高みに上り詰めた身体が、すぅ、っと手元に落ちてくる、その刹那的な感傷を奥歯で噛み締め、それから細く、夜の闇に吐き出す。重力を思い出した身体が、だるい。
もう何度出されたかもわからないもので腹が膨らんでいる気がして何処か息苦しい。せめて、栓をするように突き刺さったままの物から逃れれば楽になるとわかっているのに、このなんとも言えない時間を勿体ないと思ってしまうから、この男が嫌いだ、と思う。
男の腹についた手をそうっと掬い取られ、眼が合う。闇の中に煌々と光る獣の目。ひたりとレオナを射抜くその榛色に、まだ終わって居ないことを知り、ふるりと身体が震える。期待を、したわけではない。怯えているわけでもない。ただ、開け放たれた窓から入り込む夜風が冷たかっただけ。そう自分に言い聞かせても、耐え切れずに囚われていた視線をそっと伏せる。
汗に滑る手を握り、引き寄せる力はさほど強く無かった。だがレオナの身体は驚くほど素直に男の上へと覆い被さり、咄嗟についた手はシーツに散らばる夕焼け色の髪の中に埋まった。角度が変わり緩やかに中を撫でられて零れた吐息が男の上に、落ちる。
言葉は、無かった。ただ、囚われた指先が男の唇へと運ばれ、あえかな水音を立てて啄まれる。誘うように爪を甘く齧り、指の合間をぬるりと舌で撫ぜられ、そうして解放される。応えを求める榛色が緩い三日月を象ってレオナを見て居た。まるで拒絶される事を知らない憎らしい、顔。唇から滑らせた指先で頬をなぞり、ぬるりと汗ばむ頬を撫でれば男らしく張った頬骨が擦り付けられ、益々三日月が細くなっていた。ちゅ、と戯れに掌にも水音を落とされ、大きな掌がレオナの腰を、掴む。ただ、男の両手が、レオナの腰骨を包んでいる、たったそれだけの事なのに吐息が震えてしまうのを誤魔化すようにそっと息を呑んだ。内腿に挟み込んだ男の胴の太さを強く感じても、知らない振りをした。

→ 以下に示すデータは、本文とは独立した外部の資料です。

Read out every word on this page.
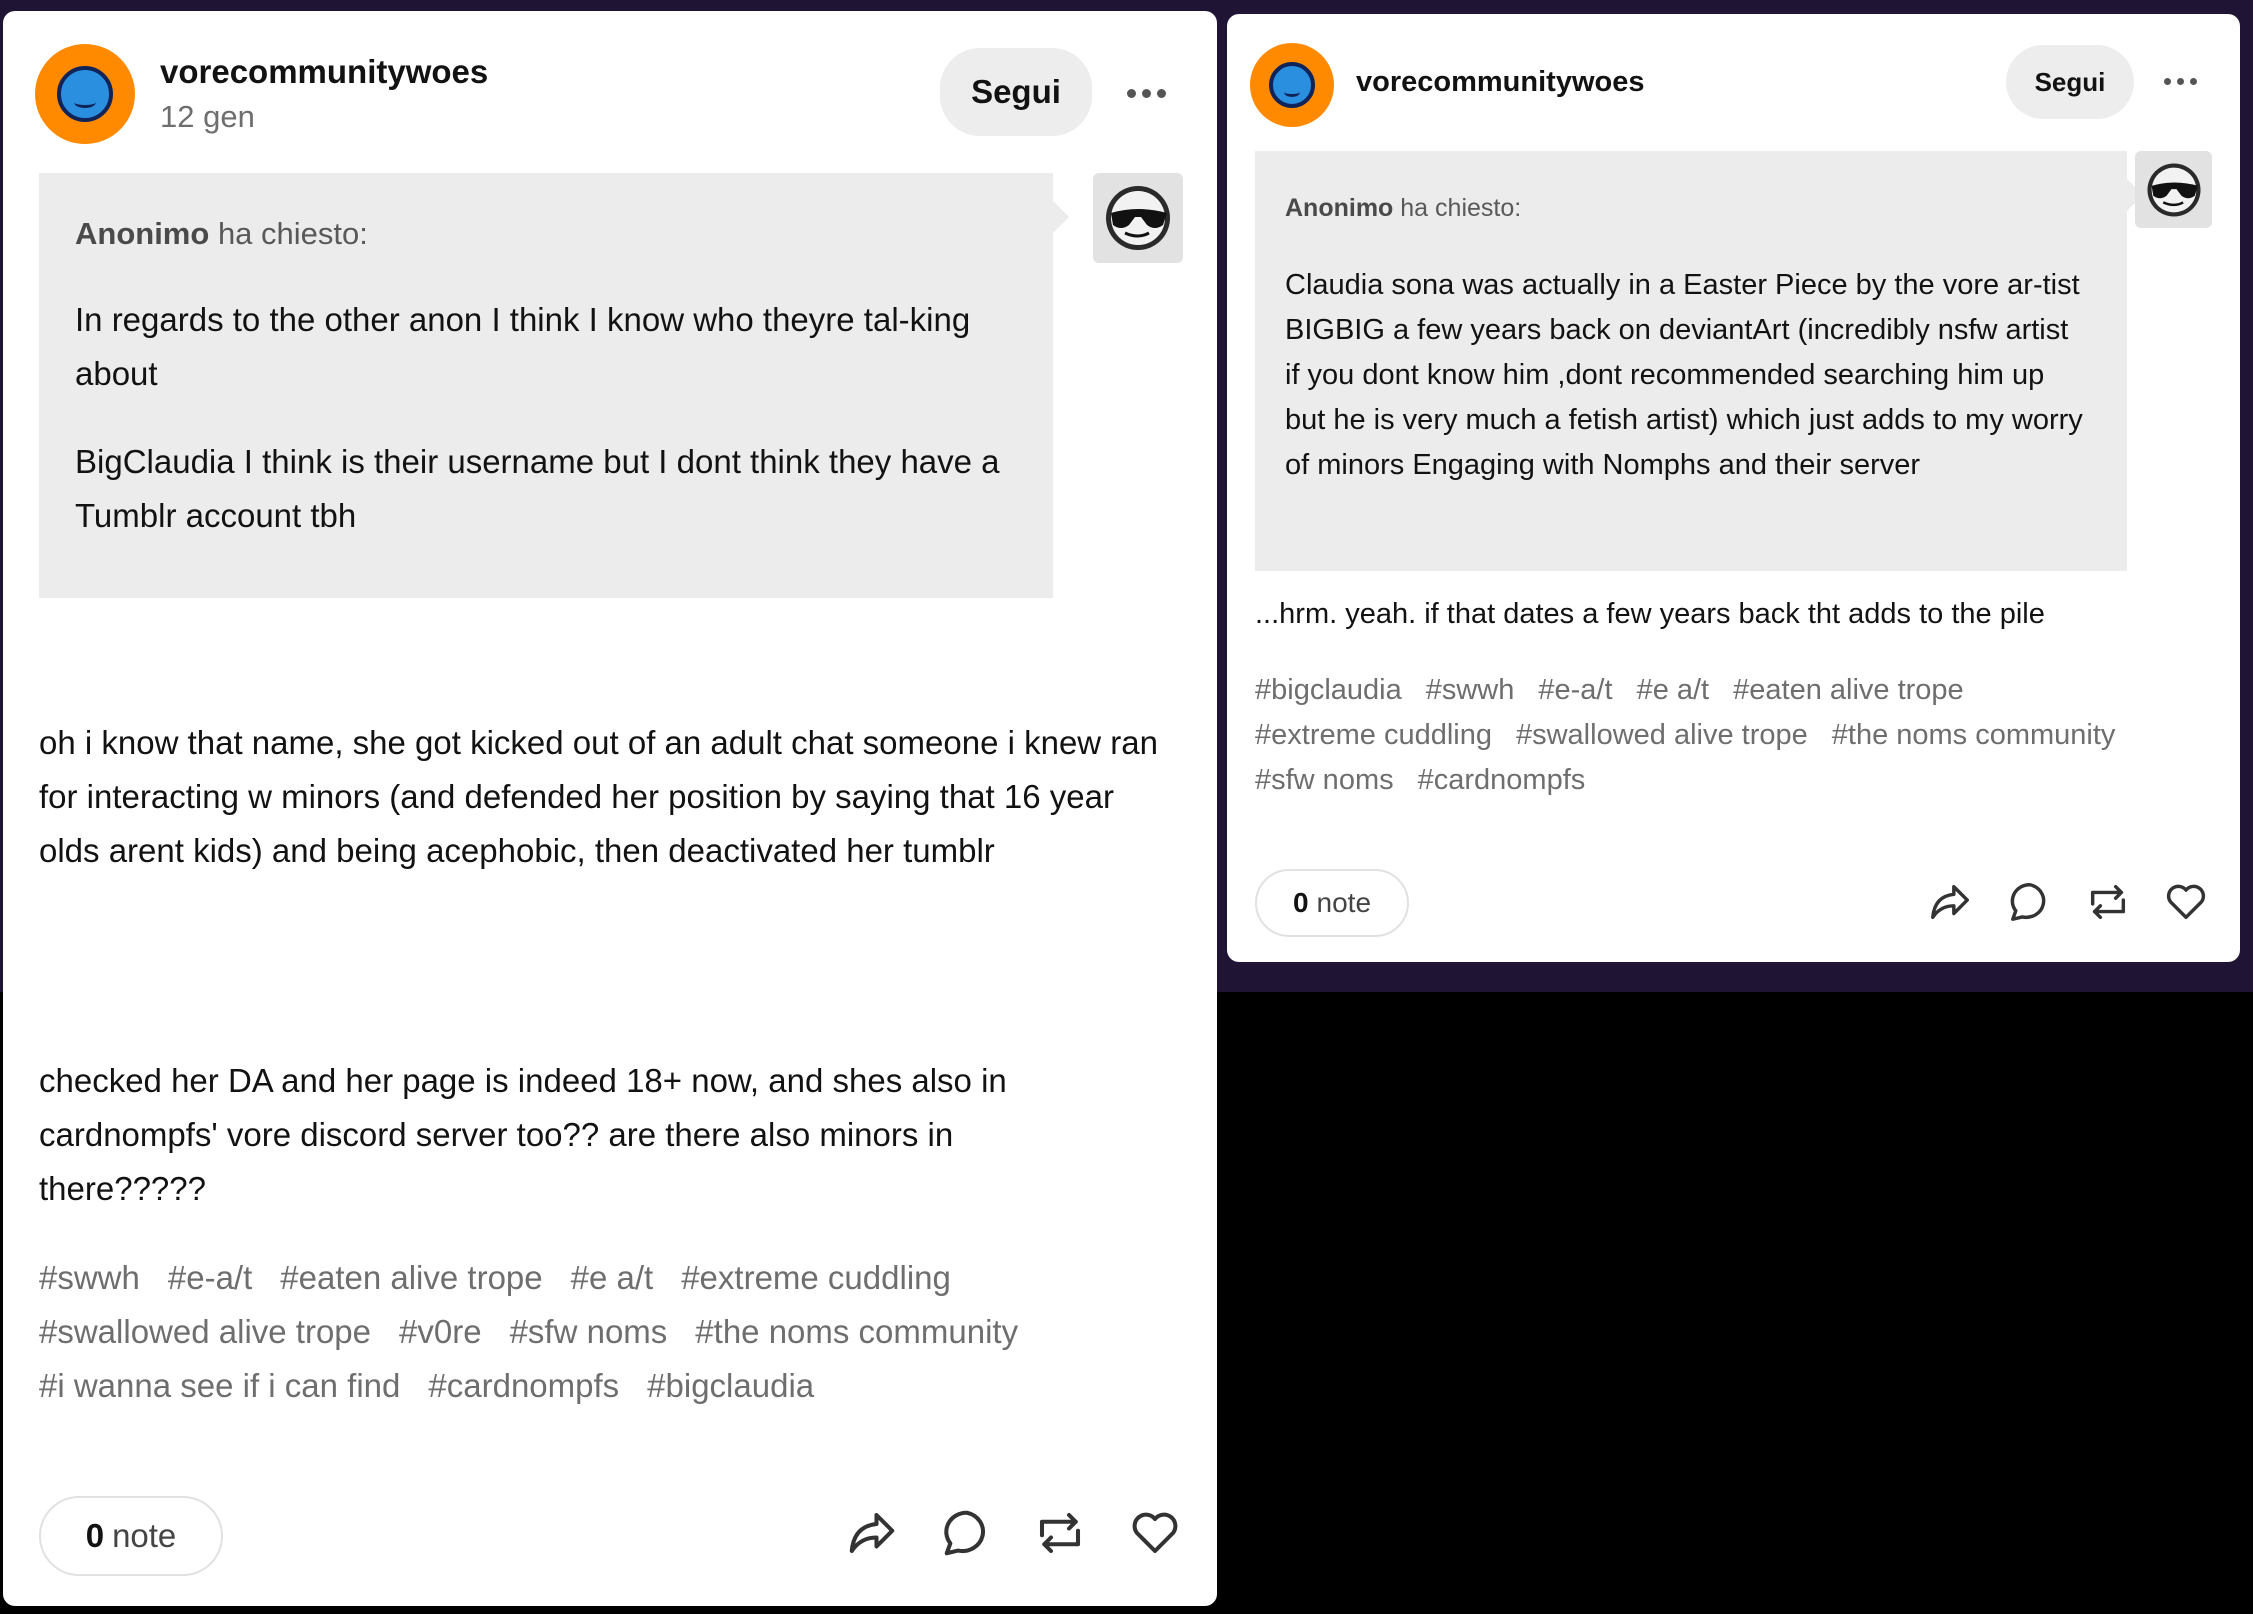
vorecommunitywoes
12 gen
Segui
Anonimo ha chiesto:
In regards to the other anon I think I know who theyre tal-king about
BigClaudia I think is their username but I dont think they have a Tumblr account tbh
oh i know that name, she got kicked out of an adult chat someone i knew ran for interacting w minors (and defended her position by saying that 16 year olds arent kids) and being acephobic, then deactivated her tumblr
checked her DA and her page is indeed 18+ now, and shes also in cardnompfs' vore discord server too?? are there also minors in there?????
#swwh #e-a/t #eaten alive trope #e a/t #extreme cuddling
#swallowed alive trope #v0re #sfw noms #the noms community
#i wanna see if i can find #cardnompfs #bigclaudia
0 note
vorecommunitywoes	Segui
Anonimo ha chiesto:
Claudia sona was actually in a Easter Piece by the vore ar-tist BIGBIG a few years back on deviantArt (incredibly nsfw artist if you dont know him ,dont recommended searching him up but he is very much a fetish artist) which just adds to my worry of minors Engaging with Nomphs and their server
...hrm. yeah. if that dates a few years back tht adds to the pile
#bigclaudia #swwh #e-a/t #e a/t #eaten alive trope
#extreme cuddling #swallowed alive trope #the noms community
#sfw noms #cardnompfs
0 note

頬から、生え始めの髭がざらつく顎を通り過ぎて、太い、首筋へ。唾液を飲み下す男の喉仏が、動く。そこに力の限り牙を埋めてやりたいという欲に抗えずに顔を寄せ、尖った軟骨の先に舌を這わせて舐る。舌に染みる男の汗に誘われるまま齧り付き、纏う汗を根こそぎしゃぶりつくすように啜る。
あと一息、太く逞しい首にめり込ませた牙に力を籠めれば、この男は死ぬ。
レオナとて、もう為すがままに逆らえない子供ではない。人の身体の中でも特別無防備なこの場所を噛み千切るくらいは出来る筈だ。

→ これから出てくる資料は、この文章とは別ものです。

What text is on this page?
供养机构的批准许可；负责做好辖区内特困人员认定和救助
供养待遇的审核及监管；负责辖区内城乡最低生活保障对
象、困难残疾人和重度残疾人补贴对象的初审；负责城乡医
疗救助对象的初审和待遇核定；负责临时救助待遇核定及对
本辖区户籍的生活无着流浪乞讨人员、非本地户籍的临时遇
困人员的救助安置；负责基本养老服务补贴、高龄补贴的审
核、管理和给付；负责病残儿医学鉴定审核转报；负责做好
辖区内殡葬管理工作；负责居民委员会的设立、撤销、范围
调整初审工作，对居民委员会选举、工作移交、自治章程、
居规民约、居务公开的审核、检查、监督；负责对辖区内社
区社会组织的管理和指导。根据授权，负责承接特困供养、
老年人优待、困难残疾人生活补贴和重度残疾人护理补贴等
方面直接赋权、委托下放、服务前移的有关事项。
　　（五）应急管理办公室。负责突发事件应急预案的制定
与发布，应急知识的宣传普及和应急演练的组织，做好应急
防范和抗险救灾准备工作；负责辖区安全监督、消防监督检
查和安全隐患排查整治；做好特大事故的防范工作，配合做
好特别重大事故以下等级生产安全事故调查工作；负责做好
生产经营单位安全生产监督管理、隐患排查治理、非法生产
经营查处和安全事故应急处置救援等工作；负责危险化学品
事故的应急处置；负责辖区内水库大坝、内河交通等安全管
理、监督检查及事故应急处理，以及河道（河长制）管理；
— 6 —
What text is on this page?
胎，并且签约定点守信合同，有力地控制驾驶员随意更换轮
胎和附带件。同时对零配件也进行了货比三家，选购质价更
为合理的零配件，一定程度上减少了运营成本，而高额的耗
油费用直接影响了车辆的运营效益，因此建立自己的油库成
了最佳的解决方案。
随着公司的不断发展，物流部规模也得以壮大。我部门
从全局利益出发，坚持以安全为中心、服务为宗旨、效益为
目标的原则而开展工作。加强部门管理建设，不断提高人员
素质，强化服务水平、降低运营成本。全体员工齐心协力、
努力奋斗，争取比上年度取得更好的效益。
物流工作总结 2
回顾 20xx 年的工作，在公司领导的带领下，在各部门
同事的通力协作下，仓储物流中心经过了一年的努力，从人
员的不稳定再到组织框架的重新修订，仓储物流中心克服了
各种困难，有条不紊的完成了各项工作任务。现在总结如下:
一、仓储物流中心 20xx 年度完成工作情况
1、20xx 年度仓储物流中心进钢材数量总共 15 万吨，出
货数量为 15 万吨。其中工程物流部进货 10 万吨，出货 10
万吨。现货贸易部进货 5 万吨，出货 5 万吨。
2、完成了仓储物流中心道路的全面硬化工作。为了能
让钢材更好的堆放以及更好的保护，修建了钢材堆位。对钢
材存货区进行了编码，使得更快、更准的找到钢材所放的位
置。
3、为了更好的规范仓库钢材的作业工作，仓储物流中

そう、わかっている筈なのに、力を込めた牙が男の首筋の上を、滑る。抑え込み、噛み砕こうとしている筈なのに、ただ甘噛みを繰り返すばかりになるものだから、調子に乗った男が掴んだ腰をゆっくりと持ち上げ、身体の奥底で馴染んだ体温が引き剥がされて行く苦しみに喘ぐことしか出来なくなってしまう。
「ぁ、……ぁ……」
抜け落ちるギリギリで掴んだ掌の力が緩み、重力に従って再びずぶずぶと、すっかりとその形にされてしまって泥濘んだ場所にぴったりと嵌る熱を埋められて戦慄く。だが、それだけだった。あるべき場所に埋め戻された熱は先を強請るような締め付けをただ享受するだけで、それ以上動こうとはしない。埋めた熱でレオナを燻る癖に、それ以上はくれない。
崩れ落ちかけた身体を男の顔の横についた手で支えて起こし、見下ろす。憎しみを、嫌悪を、苛立ちをもって見詰めた先で、男は笑っていた。愉悦を、慈しみを、獰猛さをもって、ただ、笑っていた。
その視線一つで、レオナの何かがぐしゃぐしゃになってしまうのを知っている、顔。
「……ッは、」
笑ったつもりの吐息は、想像よりもずっと熱に溶けていた。だから、この男は、嫌いだ。
幅の広い肩から、くっきりと浮いた鎖骨の上を通って首筋へと、両手を滑らせる。そっと包み込むように優しく握れば指先に伝わるのは頸動脈に流れる血潮。親指には、太い喉仏。レオナの両手の中に、男の命があった。
「……お前に殺されるのは、さぞ美しく、幸せなのだろうな」
包み込んだ首が震え、男の濡れた低音が囁く。抗う事も無く、避ける事も無く、ただ陶然と、レオナの掌に脈動を晒して余りにも美しく微笑む物だから、レオナは、今日も男の代わりに自分を殺した。